In cases of known keratoconus, however, “screening family members is useful and will give us the potential ability to prevent disease,” he said.
In the United Kingdom, there is a paradox that atopy is a reverse association-the rate of keratoconus in Indians (who were younger) was 1:4000, but the rate was 1:30,000 for whites.
“So it remains an ongoing debate,” he said.
Eye rubbing is often reported in this group, and “may trigger apoptosis in certain individuals,” he said.
Current treatment paradigms must include early diagnosis, regular monitoring and treatment of environmental factors where possible e.g. treating ocular allergy and minimizing eye rubbing.
Spectacles and rigid gas permeable contact lenses (CL) remain core to the optical management of keratoconus, but although CL “remain a primary long-term intervention, it is well-recognized that CL per se have no beneficial effect on stabilizing the disease,” Dr. McGhee said.
Corneal intra-stromal segments have been employed in the treatment of keratoconus for more than 15 years. These segments have been refined specifically for keratoconus and have demonstrated improvement in: corneal shape, corrected visual acuity, and contact lens wear. However, like CL, segments do not affect the underlying keratoconus progression.

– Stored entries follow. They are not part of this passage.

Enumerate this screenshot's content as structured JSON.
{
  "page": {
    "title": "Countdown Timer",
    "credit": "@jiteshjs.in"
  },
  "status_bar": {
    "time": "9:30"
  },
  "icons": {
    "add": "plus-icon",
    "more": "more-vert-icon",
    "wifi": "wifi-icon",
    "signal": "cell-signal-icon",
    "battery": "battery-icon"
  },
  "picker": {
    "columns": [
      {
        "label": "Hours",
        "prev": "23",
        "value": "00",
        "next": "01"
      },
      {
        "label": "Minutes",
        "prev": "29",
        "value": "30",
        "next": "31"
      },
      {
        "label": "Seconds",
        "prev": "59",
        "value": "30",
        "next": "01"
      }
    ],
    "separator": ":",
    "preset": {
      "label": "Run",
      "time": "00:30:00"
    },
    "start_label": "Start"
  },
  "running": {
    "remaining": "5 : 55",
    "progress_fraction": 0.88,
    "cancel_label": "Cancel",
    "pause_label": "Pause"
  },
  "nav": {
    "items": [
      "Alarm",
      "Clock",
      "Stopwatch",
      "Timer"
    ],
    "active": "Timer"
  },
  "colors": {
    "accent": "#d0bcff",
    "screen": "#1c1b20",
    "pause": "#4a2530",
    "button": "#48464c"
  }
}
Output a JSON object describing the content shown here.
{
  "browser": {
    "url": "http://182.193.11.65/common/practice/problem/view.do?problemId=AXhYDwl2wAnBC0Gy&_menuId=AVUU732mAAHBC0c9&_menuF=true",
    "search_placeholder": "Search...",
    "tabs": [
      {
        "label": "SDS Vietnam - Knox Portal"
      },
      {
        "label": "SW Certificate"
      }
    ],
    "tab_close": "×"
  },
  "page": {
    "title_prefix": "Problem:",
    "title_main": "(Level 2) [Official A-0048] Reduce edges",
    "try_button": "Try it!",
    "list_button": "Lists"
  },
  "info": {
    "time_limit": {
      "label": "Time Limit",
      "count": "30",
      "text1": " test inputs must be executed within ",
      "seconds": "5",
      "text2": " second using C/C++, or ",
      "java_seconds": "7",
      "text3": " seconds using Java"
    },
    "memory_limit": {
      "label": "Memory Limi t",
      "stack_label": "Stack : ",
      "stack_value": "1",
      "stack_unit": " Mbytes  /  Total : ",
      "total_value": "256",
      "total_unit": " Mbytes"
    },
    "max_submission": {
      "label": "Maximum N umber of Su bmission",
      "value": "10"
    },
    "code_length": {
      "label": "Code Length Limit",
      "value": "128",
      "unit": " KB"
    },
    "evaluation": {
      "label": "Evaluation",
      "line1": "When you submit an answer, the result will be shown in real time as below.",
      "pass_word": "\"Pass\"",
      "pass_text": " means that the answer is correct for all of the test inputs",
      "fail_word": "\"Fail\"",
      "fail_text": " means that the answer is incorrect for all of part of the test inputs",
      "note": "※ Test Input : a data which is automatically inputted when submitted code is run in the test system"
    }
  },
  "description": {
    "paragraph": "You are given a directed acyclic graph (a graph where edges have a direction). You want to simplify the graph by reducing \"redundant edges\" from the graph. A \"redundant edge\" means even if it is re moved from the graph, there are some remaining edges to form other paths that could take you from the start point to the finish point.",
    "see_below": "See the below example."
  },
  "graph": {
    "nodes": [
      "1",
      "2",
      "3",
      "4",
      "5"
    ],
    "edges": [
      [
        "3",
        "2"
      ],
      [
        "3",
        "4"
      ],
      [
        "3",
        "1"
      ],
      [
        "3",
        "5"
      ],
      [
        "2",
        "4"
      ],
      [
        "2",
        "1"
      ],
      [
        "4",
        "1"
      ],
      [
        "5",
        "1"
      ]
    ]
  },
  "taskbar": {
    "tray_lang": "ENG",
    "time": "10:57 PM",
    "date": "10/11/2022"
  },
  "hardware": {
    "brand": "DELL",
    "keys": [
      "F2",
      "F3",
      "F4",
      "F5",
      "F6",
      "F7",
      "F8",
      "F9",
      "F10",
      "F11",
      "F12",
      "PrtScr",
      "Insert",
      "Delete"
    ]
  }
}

Any contemporary management plan must now include early consideration of treatment to stabilise or slow the disease progression. Corneal collagen cross-linking (CXL) using UVA and riboflavin has emerged from laboratory to clinical application in less than 20 years.
Next: 'Movement has been to prevent the progression of the disease'
“Indeed, there has been a veritable explosion in its widespread application to ectatic diseases with several hundred related publications since 1997,” he said. “There is significant evidence that CXL will halt or slow progression of keratoconus in the majority of cases. A number of variations, including epithelium-on treatment regimens, have been developed and may have some utility over established protocols. Certainly CXL should be considered in all cases of keratoconus where there is convincing evidence of progression, including early in the second decade.”
Penetrating keratoplasty (PKP) has been practiced successfully for more than 100 years, although before and after the first successful PKP by Zirm, many practitioners explored anterior and posterior lamellar approaches, he said.
However, since the 1960s penetrating keratoplasty has been the preferred technique for advanced keratoconus and the success of the procedure is 90% or more in the hands of experienced surgeons. Risks include endothelial graft rejection and endothelial exhaustion.
Approaches to preserve host Descemets’s and endothelium saw the reemergence of deep anterior lamellar keratoplasty (DALK) as a potential treatment, he said.
The learning curve for DALK is “steep, but the advantage of obviating endothelial rejection is substantial.
Nonetheless, large studies still debate overall superiority of DALK compared to PKP in terms of optical and survival benefits.”
The current treatment algorithm classically moves to penetrating keratoplasty if the disease continues to progress, but Dr. McGhee hopes the work in CXL and DALK may prolong if not obviate the need for PK.
“Movement has been to prevent the progression of the disease,” he said.
“We showed such a decrease in disease progression with CXL in New Zealand this is now a covered procedure,” he said.
A Cochrane Collection review found “evidence is limited due to the lack of properly conducted randomized clinical trials,” although the majority of the world has accepted its ability to improve vision and reduction in the mean K.
Currently, CXL seems to be better in eyes with worse baseline vision. Today, conservative treatment for keratoconus remains CL, with CXL and PRK considered more intermediate approaches.
“We mustn’t forget that the graft survival rate is about 15 years,” he said. PKP works “quite well” in keratoconus eyes, Dr. McGhee said.
Some advanced approaches include phakic IOLS, although those are not used often, and other potential future treatments include epi-K.